Papa Aroha beach  On to meet up with our friends Jan and Keven at Papa Aroha.  Everyone up there is just fishing bonkers.  It has to be said that they do come home with the goodies!  We dined on beautiful fish, mussels, scallops and oysters cooked in tempura batter.  All divine.

From there we had planned to travel directly southwards to Wellington but had a little plumbing problem and decided to side step to Hamilton.  The camper's makers, C I Munro soon sorted everything out.  In the meantime, we killed the waiting time with a trip to Hamilton Botanic Garden.  Far too much to detail here but this was one of my favourites.  The planting was about 2 ft lower than the marble walkways creating a super carpet effect.  Hamiltongarden

With an overnight stop in Taupo we used the desert road southwards on a lovely sunny day.


Down to Wellington. 

hotrod1  hot2  hot3

They drive great cars in Wellington!

TePapa  and the plants are made of steel.

Yes, it was ***!!!** windy.  Actually, it turned out exceptionally so.  It was reported in the paper that some damage was done so a couple of buildings and some roads were closed nearby.  I must admit that I been quite alarmed watching a construction crane swaying far more than I felt it should have been.  We had a couple of delicious meals in the city before taking the 8 a.m. ferry to the South Island.  Thankfully, the wind had dropped and it was like a mill pond.  Barely a ripple!

OkiwiBay1  OkiwiBay2  OkiwiBay3

This is the Okiwi Bay POP which costs $3 per night (£1.20)


marble_sculpture  marble_landscape 

I was absolutely fascinated by this landscape. It's actually marble turned into art by water. Took a few years I reckon!!!

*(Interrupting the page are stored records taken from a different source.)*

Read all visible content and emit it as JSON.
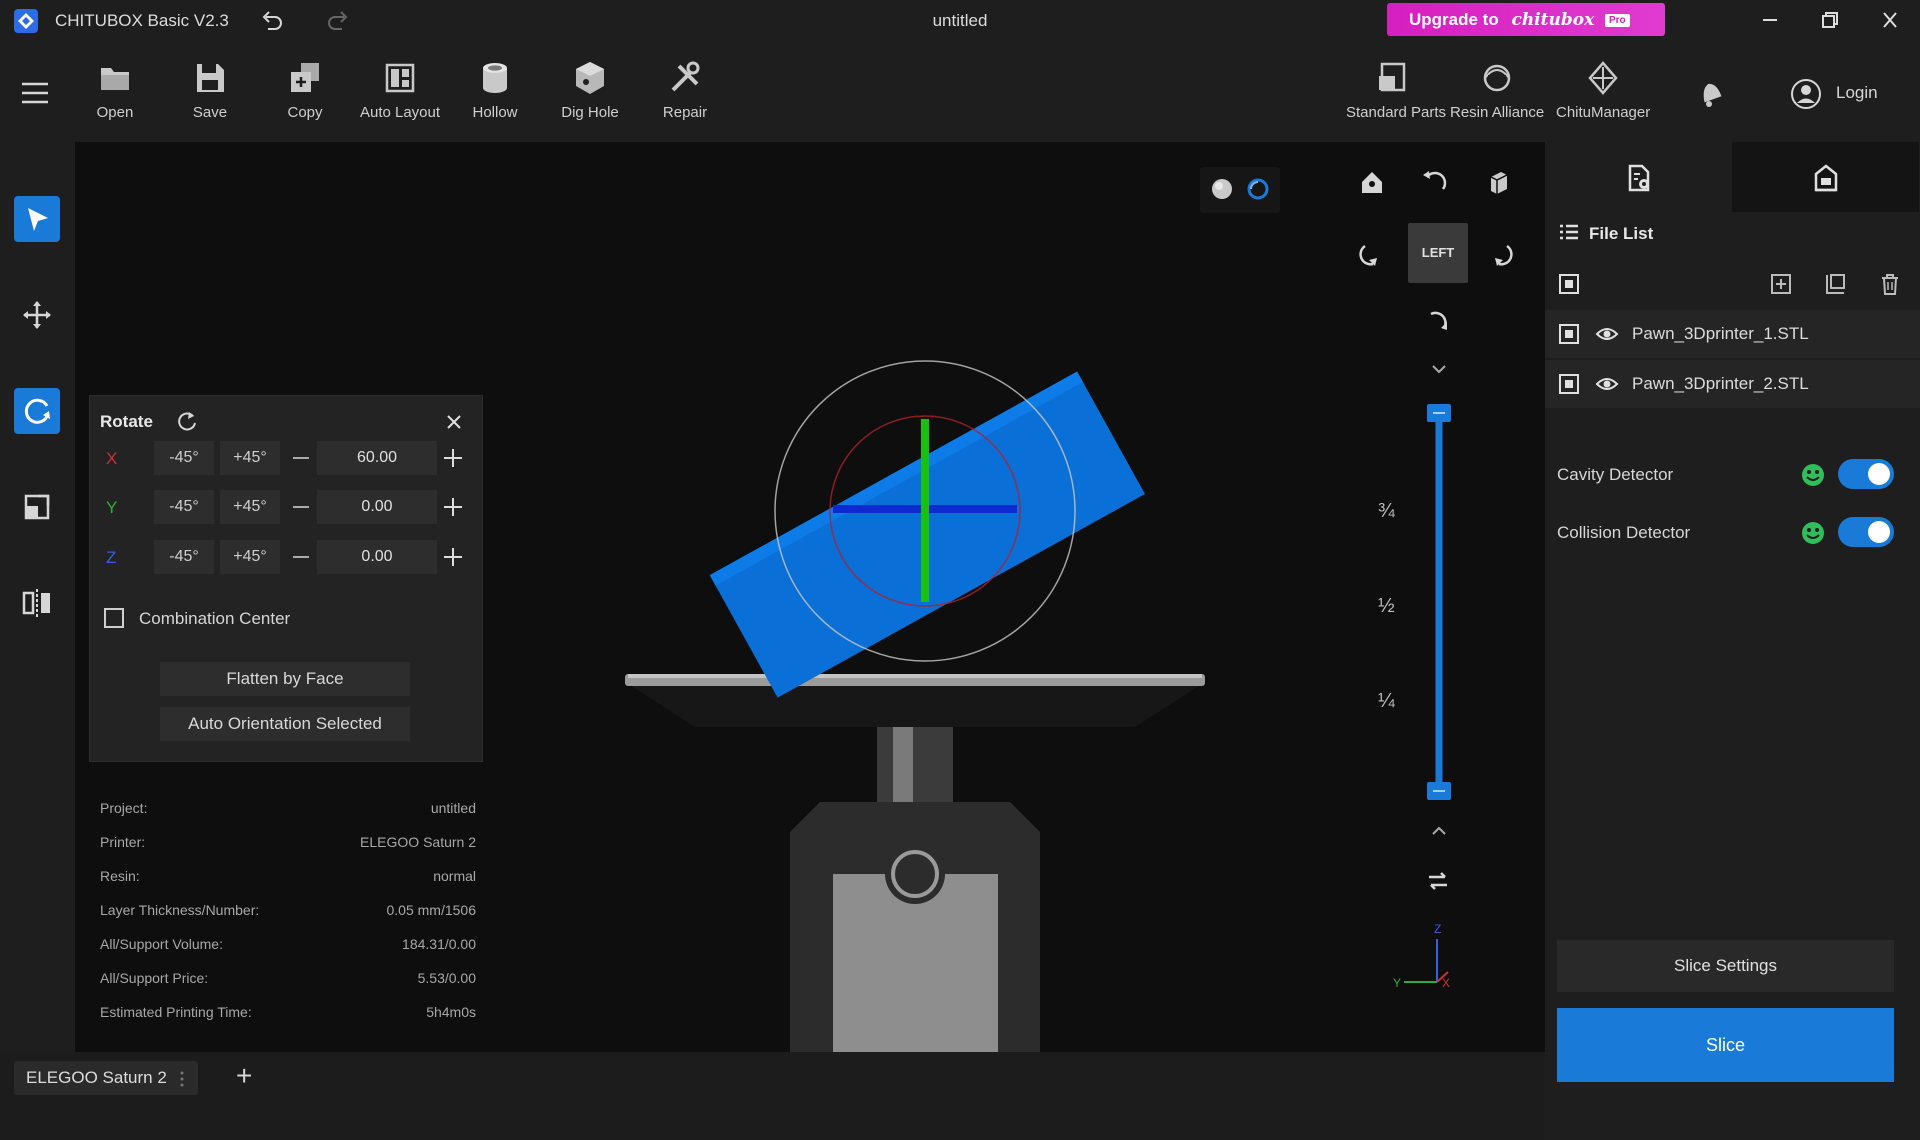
{
  "app": {
    "name": "CHITUBOX Basic V2.3",
    "document_title": "untitled"
  },
  "upgrade": {
    "prefix": "Upgrade to",
    "brand": "chitubox",
    "badge": "Pro"
  },
  "toolbar": {
    "items": [
      {
        "label": "Open",
        "icon": "folder-icon"
      },
      {
        "label": "Save",
        "icon": "save-icon"
      },
      {
        "label": "Copy",
        "icon": "copy-icon"
      },
      {
        "label": "Auto Layout",
        "icon": "auto-layout-icon"
      },
      {
        "label": "Hollow",
        "icon": "hollow-icon"
      },
      {
        "label": "Dig Hole",
        "icon": "dig-hole-icon"
      },
      {
        "label": "Repair",
        "icon": "repair-icon"
      }
    ],
    "right_items": [
      {
        "label": "Standard Parts",
        "icon": "standard-parts-icon"
      },
      {
        "label": "Resin Alliance",
        "icon": "resin-alliance-icon"
      },
      {
        "label": "ChituManager",
        "icon": "chitumanager-icon"
      }
    ],
    "login_label": "Login"
  },
  "rotate": {
    "title": "Rotate",
    "axes": [
      {
        "axis": "X",
        "minus": "-45°",
        "plus": "+45°",
        "value": "60.00",
        "color": "#c8313a"
      },
      {
        "axis": "Y",
        "minus": "-45°",
        "plus": "+45°",
        "value": "0.00",
        "color": "#2fae3a"
      },
      {
        "axis": "Z",
        "minus": "-45°",
        "plus": "+45°",
        "value": "0.00",
        "color": "#3a5ee0"
      }
    ],
    "combination_center": "Combination Center",
    "flatten_by_face": "Flatten by Face",
    "auto_orientation": "Auto Orientation Selected"
  },
  "info": [
    {
      "key": "Project:",
      "value": "untitled"
    },
    {
      "key": "Printer:",
      "value": "ELEGOO Saturn 2"
    },
    {
      "key": "Resin:",
      "value": "normal"
    },
    {
      "key": "Layer Thickness/Number:",
      "value": "0.05 mm/1506"
    },
    {
      "key": "All/Support Volume:",
      "value": "184.31/0.00"
    },
    {
      "key": "All/Support Price:",
      "value": "5.53/0.00"
    },
    {
      "key": "Estimated Printing Time:",
      "value": "5h4m0s"
    }
  ],
  "view": {
    "cube_label": "LEFT",
    "fractions": [
      "3/4",
      "1/2",
      "1/4"
    ],
    "axes_gizmo": {
      "z": "Z",
      "y": "Y",
      "x": "X"
    },
    "slider_range": {
      "top": 1.0,
      "bottom": 0.0
    }
  },
  "bottom_tab": {
    "printer": "ELEGOO Saturn 2",
    "add": "+"
  },
  "right_panel": {
    "file_list_title": "File List",
    "files": [
      "Pawn_3Dprinter_1.STL",
      "Pawn_3Dprinter_2.STL"
    ],
    "detectors": [
      {
        "label": "Cavity Detector",
        "enabled": true
      },
      {
        "label": "Collision Detector",
        "enabled": true
      }
    ],
    "slice_settings": "Slice Settings",
    "slice": "Slice"
  },
  "colors": {
    "accent": "#1a7ad8",
    "brand_pink": "#d61fc0",
    "model_blue": "#0a6fd6"
  }
}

Pupu_spring  WhanganuiInlet 

Near Golden Bay are the Pupu springs. I've forgotton the figures but it's about a swimming pool full every second. The water is just soooo clear. Just amazing. Later we crossed to the west coast on gravel roads to the remote Whanganui Inlet. Just stunning. Cooked on a driftwood fire and would have stayed for several days but it got windy and we were short of food too.

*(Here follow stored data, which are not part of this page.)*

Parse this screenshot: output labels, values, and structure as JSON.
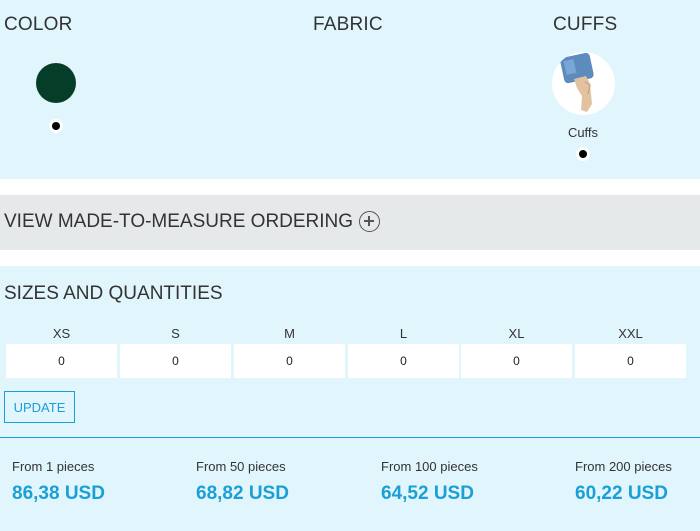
{
  "options": {
    "color_title": "COLOR",
    "fabric_title": "FABRIC",
    "cuffs_title": "CUFFS",
    "selected_color": "#063d28",
    "cuff_label": "Cuffs"
  },
  "made_to_measure": {
    "label": "VIEW MADE-TO-MEASURE ORDERING",
    "icon": "plus-circle-icon"
  },
  "sizes": {
    "title": "SIZES AND QUANTITIES",
    "headers": [
      "XS",
      "S",
      "M",
      "L",
      "XL",
      "XXL"
    ],
    "quantities": [
      "0",
      "0",
      "0",
      "0",
      "0",
      "0"
    ],
    "update_label": "UPDATE"
  },
  "pricing": [
    {
      "label": "From 1 pieces",
      "price": "86,38 USD"
    },
    {
      "label": "From 50 pieces",
      "price": "68,82 USD"
    },
    {
      "label": "From 100 pieces",
      "price": "64,52 USD"
    },
    {
      "label": "From 200 pieces",
      "price": "60,22 USD"
    }
  ],
  "accent_color": "#1a9fd6"
}
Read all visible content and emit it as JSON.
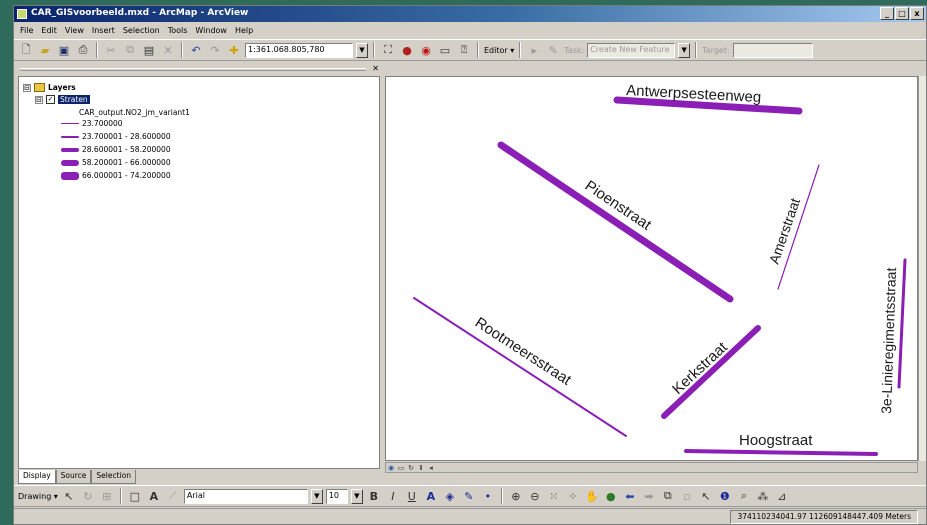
{
  "app": {
    "title": "CAR_GISvoorbeeld.mxd - ArcMap - ArcView",
    "window_controls": {
      "minimize": "_",
      "maximize": "□",
      "close": "x"
    }
  },
  "menu": [
    "File",
    "Edit",
    "View",
    "Insert",
    "Selection",
    "Tools",
    "Window",
    "Help"
  ],
  "standard_toolbar": {
    "scale_value": "1:361.068.805,780",
    "editor_label": "Editor ▾",
    "task_label": "Task:",
    "task_value": "Create New Feature",
    "target_label": "Target:",
    "target_value": ""
  },
  "toc": {
    "root_label": "Layers",
    "layer_label": "Straten",
    "field_label": "CAR_output.NO2_jm_variant1",
    "legend": [
      {
        "label": "23.700000",
        "thickness": 1
      },
      {
        "label": "23.700001 - 28.600000",
        "thickness": 2
      },
      {
        "label": "28.600001 - 58.200000",
        "thickness": 4
      },
      {
        "label": "58.200001 - 66.000000",
        "thickness": 6
      },
      {
        "label": "66.000001 - 74.200000",
        "thickness": 8
      }
    ],
    "tabs": [
      "Display",
      "Source",
      "Selection"
    ],
    "expander_symbol": "⊟",
    "check_symbol": "✓"
  },
  "map": {
    "line_color": "#8b1fb5",
    "streets": [
      {
        "name": "Antwerpsesteenweg"
      },
      {
        "name": "Pioenstraat"
      },
      {
        "name": "Amerstraat"
      },
      {
        "name": "3e-Linieregimentsstraat"
      },
      {
        "name": "Rootmeersstraat"
      },
      {
        "name": "Kerkstraat"
      },
      {
        "name": "Hoogstraat"
      }
    ]
  },
  "drawing_toolbar": {
    "drawing_label": "Drawing ▾",
    "font_value": "Arial",
    "font_size_value": "10"
  },
  "status": {
    "coordinates": "374110234041.97  112609148447.409 Meters"
  }
}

We sometimes cook inside, note the fan. Keeping our cool without mains electricity.


Signboard at Greymouth  RailRoadShare 

Tourist signboard at Greymouth and a rail shared with road bridge. That can be unnerving unless you just saw the train pass. It is single track so unlikely that another one could be coming? I hate to admit it but I did take this photo while I was driving.

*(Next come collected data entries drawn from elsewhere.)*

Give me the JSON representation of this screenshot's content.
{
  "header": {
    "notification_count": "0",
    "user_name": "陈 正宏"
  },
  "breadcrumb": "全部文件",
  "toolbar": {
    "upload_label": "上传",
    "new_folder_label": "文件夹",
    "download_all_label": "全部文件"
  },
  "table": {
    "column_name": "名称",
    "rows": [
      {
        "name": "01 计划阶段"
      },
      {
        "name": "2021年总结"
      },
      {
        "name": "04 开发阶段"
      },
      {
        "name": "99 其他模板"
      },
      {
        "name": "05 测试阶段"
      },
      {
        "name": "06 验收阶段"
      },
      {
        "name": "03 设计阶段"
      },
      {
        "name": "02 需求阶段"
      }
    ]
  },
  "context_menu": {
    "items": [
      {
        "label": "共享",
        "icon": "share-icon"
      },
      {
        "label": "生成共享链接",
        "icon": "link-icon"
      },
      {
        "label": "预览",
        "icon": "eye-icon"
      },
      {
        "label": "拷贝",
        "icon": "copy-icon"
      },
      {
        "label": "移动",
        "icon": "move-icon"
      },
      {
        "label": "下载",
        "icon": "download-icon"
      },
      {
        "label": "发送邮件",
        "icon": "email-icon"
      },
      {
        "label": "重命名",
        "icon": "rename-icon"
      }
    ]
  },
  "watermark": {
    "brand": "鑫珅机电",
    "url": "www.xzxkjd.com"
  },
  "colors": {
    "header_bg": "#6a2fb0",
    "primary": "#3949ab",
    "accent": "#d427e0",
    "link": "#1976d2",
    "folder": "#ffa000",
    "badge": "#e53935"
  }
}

On to the glaciers, Franz Josef was first, the pic on the left. We stayed at a 5-star campsite for $36 a night (£14.50) and drove the half hour it takes to get to the Fox Glacier. Look closely and you'll see people in front of it. (pic 3 circled).     Pic 4, Franz Josef (taken with my new long lens) from the campsite.

Franz Josef Glacier  Tantalus at Top 10 campsite  Fox Glacier  Franz Josef Glacier 

On the way back north, before crossing over to the Eastern side, we paused in Ross for a spot of gold panning. Needless to say unsucessfully. Will be trying again very soon. Need to make our gold pans earn the $12 they cost us!

A friendly weka This is a weka.    Rather like a brown chicken.    This one was very cheeky and stole some bread from the table in the awning.

Near Hokitika we found a DOC (Department of Conservation) campsite beside a 'fossicking' stream.    That means you are allowed to pan for gold there.    It's hard work.    The stream was full of boulders so that it is almost impossible to keep your footing - so no photos!    We did find a few grains.   On our second night there we were enveloped by swarms of mozzys and midges and got well bitten.    Enought of that lark!!   We did enjoy a smashing walk nearby before moving off to cross over to the East.

Hokitika Walk  Hokitika Road

We paused on our crossing at Hanmer Springs.    Is that a disappointing place ... all the tourists seem to go there but in our opinion, it's just cheap and nasty.   Take note!    The weather finally broke on us, cool, cloudy and rain so we're heading for Christchurch.    We hadn't intended going that far south, but hey, John feels the need for a 'Bunnings'.    That's like B&Q but better.    And Cynn's run out of books.